Paul had shot at him, and now Sawyer could be dead.

Mia’s next breath emerged as a sob, but she bit her lip and held her breath, fighting to regain control. If she started crying now, she was never going to stop, and she had to stay calm if she was going to have any chance of getting away from Paul and calling for help.

“Are you going to cry for him?” Paul asked, his voice strangely disaffected, the way it had been since he rose from beneath the bed, scaring Mia out of her mind. “Were you sleeping with that man, Mia? After all those months of acting like I wasn’t good enough, did you jump into bed with the first dumb cowboy who crooked his finger?”

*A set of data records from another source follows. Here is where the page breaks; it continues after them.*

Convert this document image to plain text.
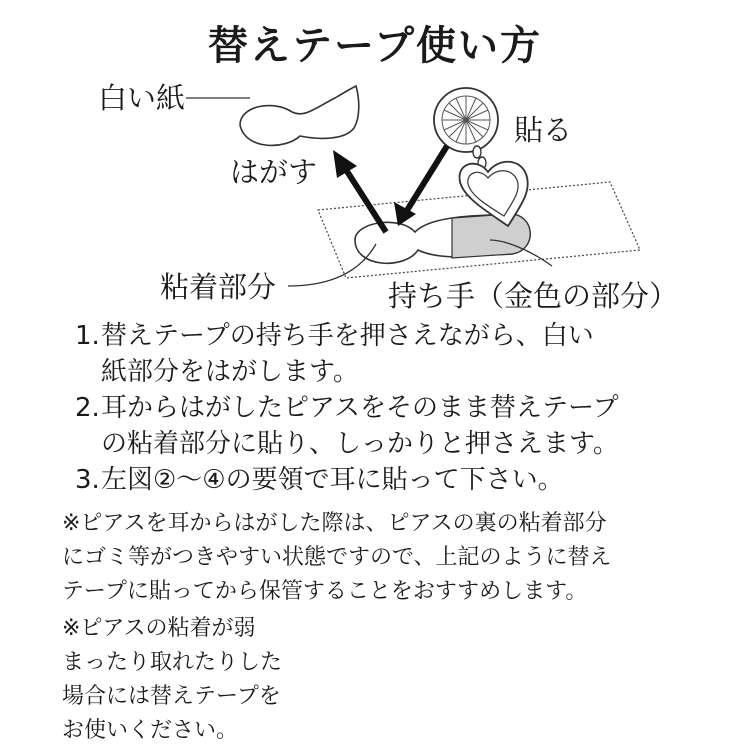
替えテープ使い方
白い紙
はがす
貼る
粘着部分	持ち手（金色の部分）
1. 替えテープの持ち手を押さえながら、白い
紙部分をはがします。
2. 耳からはがしたピアスをそのまま替えテープ
の粘着部分に貼り、しっかりと押さえます。
3. 左図②〜④の要領で耳に貼って下さい。
※ピアスを耳からはがした際は、ピアスの裏の粘着部分
にゴミ等がつきやすい状態ですので、上記のように替え
テープに貼ってから保管することをおすすめします。
※ピアスの粘着が弱
まったり取れたりした
場合には替えテープを
お使いください。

Mia shook her head, knowing better than to confirm Paul’s suspicions. It would only make him crazier, and he was plenty crazy already. “Where are we going?” she asked, slowing at the four-way stop at the southern edge of downtown.

“Keep going straight.”

Mia hesitated. “But this road—”

“Go straight,” Paul yelled.

Mia accelerated too fast, fear making her foot heavy on the pedal. Paul responded by shoving the gun into her side hard enough to make her gasp.

“Don’t try to wreck the truck, and don’t question me again,” he warned. “I know where I’m going, Mia. I have it all planned out. I’ve been planning how this was going to end for months.”

Mia’s breath shuddered out and tears pricked at her eyes. “Please, Paul. Don’t do this. This isn’t who you are. You’re not a killer.”